I thought I’d take a visitor to a small sister church, because it was so close to their house, which I figured would eliminate the argument of such a long drive to my church. Little did I know what God was up to.
I walked in and instantly I felt as if I had been transported back in time.
When I first came to Tucson, our family walked into a small church called Crossroads on the northwest side of Tucson. It was 1987. That church became our home; it was our extended family.
We laughed, we cried, we fought, we ate, we celebrated holidays at the church, because no one else was around. Our church was our family.
New Year’s we stayed until 2:00 in the morning playing games, singing, praying, eating, our children sleeping under chairs, making memories that we probably will never forget. How does that happen?

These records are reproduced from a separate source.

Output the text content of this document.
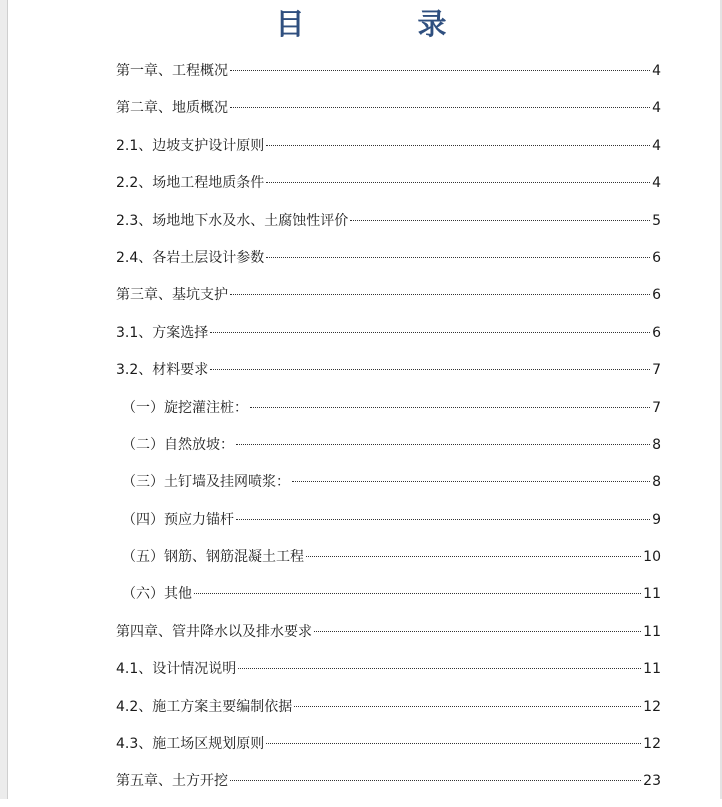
目　录
第一章、工程概况	4
第二章、地质概况	4
2.1、边坡支护设计原则	4
2.2、场地工程地质条件	4
2.3、场地地下水及水、土腐蚀性评价	5
2.4、各岩土层设计参数	6
第三章、基坑支护	6
3.1、方案选择	6
3.2、材料要求	7
（一）旋挖灌注桩：	7
（二）自然放坡：	8
（三）土钉墙及挂网喷浆：	8
（四）预应力锚杆	9
（五）钢筋、钢筋混凝土工程	10
（六）其他	11
第四章、管井降水以及排水要求	11
4.1、设计情况说明	11
4.2、施工方案主要编制依据	12
4.3、施工场区规划原则	12
第五章、土方开挖	23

Little churches do amazing things. They provide community, friends, and family. Who do you call when you need someone? When I needed prayer I would call one friend, who called another friend, who called another, who called another.

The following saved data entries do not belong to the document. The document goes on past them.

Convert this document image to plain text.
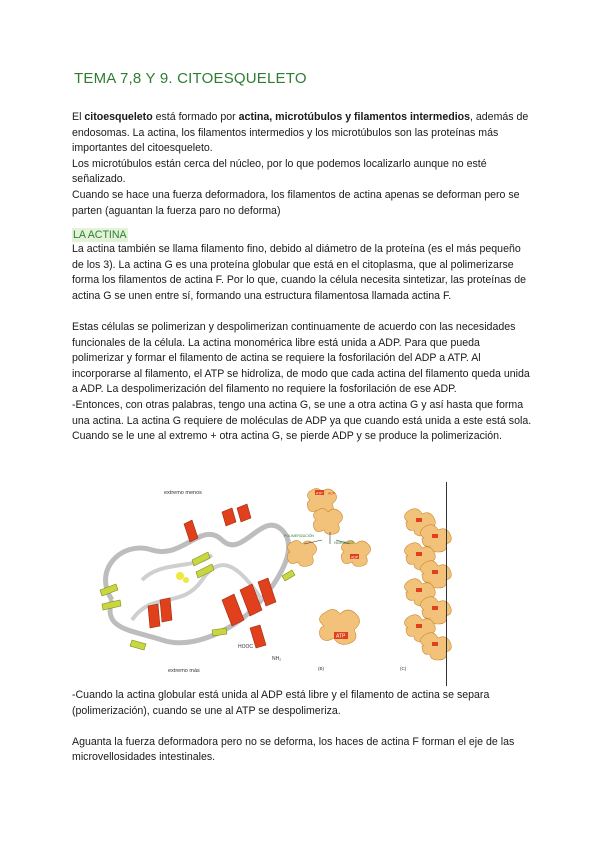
TEMA 7,8 Y 9. CITOESQUELETO

El citoesqueleto está formado por actina, microtúbulos y filamentos intermedios, además de endosomas. La actina, los filamentos intermedios y los microtúbulos son las proteínas más importantes del citoesqueleto.

Los microtúbulos están cerca del núcleo, por lo que podemos localizarlo aunque no esté señalizado.

Cuando se hace una fuerza deformadora, los filamentos de actina apenas se deforman pero se parten (aguantan la fuerza paro no deforma)

LA ACTINA

La actina también se llama filamento fino, debido al diámetro de la proteína (es el más pequeño de los 3). La actina G es una proteína globular que está en el citoplasma, que al polimerizarse forma los filamentos de actina F. Por lo que, cuando la célula necesita sintetizar, las proteínas de actina G se unen entre sí, formando una estructura filamentosa llamada actina F.

Estas células se polimerizan y despolimerizan continuamente de acuerdo con las necesidades funcionales de la célula. La actina monomérica libre está unida a ADP. Para que pueda polimerizar y formar el filamento de actina se requiere la fosforilación del ADP a ATP. Al incorporarse al filamento, el ATP se hidroliza, de modo que cada actina del filamento queda unida a ADP. La despolimerización del filamento no requiere la fosforilación de ese ADP.

-Entonces, con otras palabras, tengo una actina G, se une a otra actina G y así hasta que forma una actina. La actina G requiere de moléculas de ADP ya que cuando está unida a este está sola. Cuando se le une al extremo + otra actina G, se pierde ADP y se produce la polimerización.

extremo menos
extremo más
HOOC
NH₂
ATP ADP
ADP
POLIMERIZACIÓN
HIDRÓLISIS
ATP
(B)	(C)

-Cuando la actina globular está unida al ADP está libre y el filamento de actina se separa (polimerización), cuando se une al ATP se despolimeriza.

Aguanta la fuerza deformadora pero no se deforma, los haces de actina F forman el eje de las microvellosidades intestinales.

When I needed an answer to a Bible question, who did I call? My pastor, of course; how else could I settle the argument? He was always the final go-to. We bothered him for prayer, for answers, for settling arguments, and for wisdom on children for whom there was no guidebook or instructions.

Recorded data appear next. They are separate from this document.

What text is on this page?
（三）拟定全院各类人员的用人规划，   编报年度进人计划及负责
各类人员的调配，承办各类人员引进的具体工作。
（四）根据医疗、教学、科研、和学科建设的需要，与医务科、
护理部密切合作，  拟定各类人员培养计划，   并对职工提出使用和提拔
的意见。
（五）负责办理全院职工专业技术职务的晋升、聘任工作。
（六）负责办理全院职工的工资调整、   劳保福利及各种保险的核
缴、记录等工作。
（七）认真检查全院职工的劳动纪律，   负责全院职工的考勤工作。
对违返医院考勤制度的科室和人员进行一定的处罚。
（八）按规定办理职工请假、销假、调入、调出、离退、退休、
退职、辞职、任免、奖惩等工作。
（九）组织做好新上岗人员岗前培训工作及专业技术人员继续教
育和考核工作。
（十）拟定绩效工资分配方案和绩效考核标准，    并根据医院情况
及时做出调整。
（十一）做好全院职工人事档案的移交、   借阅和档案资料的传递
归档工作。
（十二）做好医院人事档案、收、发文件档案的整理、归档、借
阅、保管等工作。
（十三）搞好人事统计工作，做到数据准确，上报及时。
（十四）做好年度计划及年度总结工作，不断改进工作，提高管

Biblical Principles? What was that, and how did it apply to life today? This sure doesn’t feel like love!
That may sound a bit silly, but those were honest, often heated questions that were coming from our rag- tag group to our overworked, underpaid, and rarely appreciated pastor.
New converts are a very demanding group, and we were all that and more.
After two of our pastors went to Africa, we had a saying: “Stick around long enough and we’ll send you to Africa!” Sometimes I wonder if we drove them there. We had a total of five pastors over a period of twenty years.
Yet we were carefully pruned, fertilized, and even picked to be examples of God’s gifts in His bigger picture. We had no idea what we were doing, much less what He was doing, yet through it all, God knew all the time what He was up to, and held us steady in His hand.
So if you are fortunate enough to be the pastor of a small congregation, take heart. You have no idea how much you are loved, even if you are chewed on. You are so appreciated, and if they call you names, (I had a pastor I called GI Joe), just see it as a term of endearment, because believe me, it really is.
Today, when I think of the special attributes each pastor had and imparted to us, personally and as a congregation, I realize these were actually lessons from God Himself. No one could have given me what I gained from those years of small beginnings.
Pastor, you must realize you are handpicked by God Himself, to teach and to learn from the congregation God has given you, because you do make a difference in our lives.
That small sister church I walked into that night reminded me of our zeal, our excitement for God, our new beginnings, and our big dreams. I didn’t think I was going to that small church Sunday evening. My guest didn’t come with me, but I stopped in anyway, since I said I would go, and God really blessed me. I was so glad I came. In one night, one hour, He reminded me of all the blessings I had gathered from those years of small beginnings. I walked away rejoicing and praising God.
We didn’t attain everything we thought we would, and we aren’t all together still, but we didn’t lose what was put in our hearts. We still have that thread, that memory, the years that we shared and will never forget.
We still have our God, and we have you, the pastors of the small beginnings, to thank for that.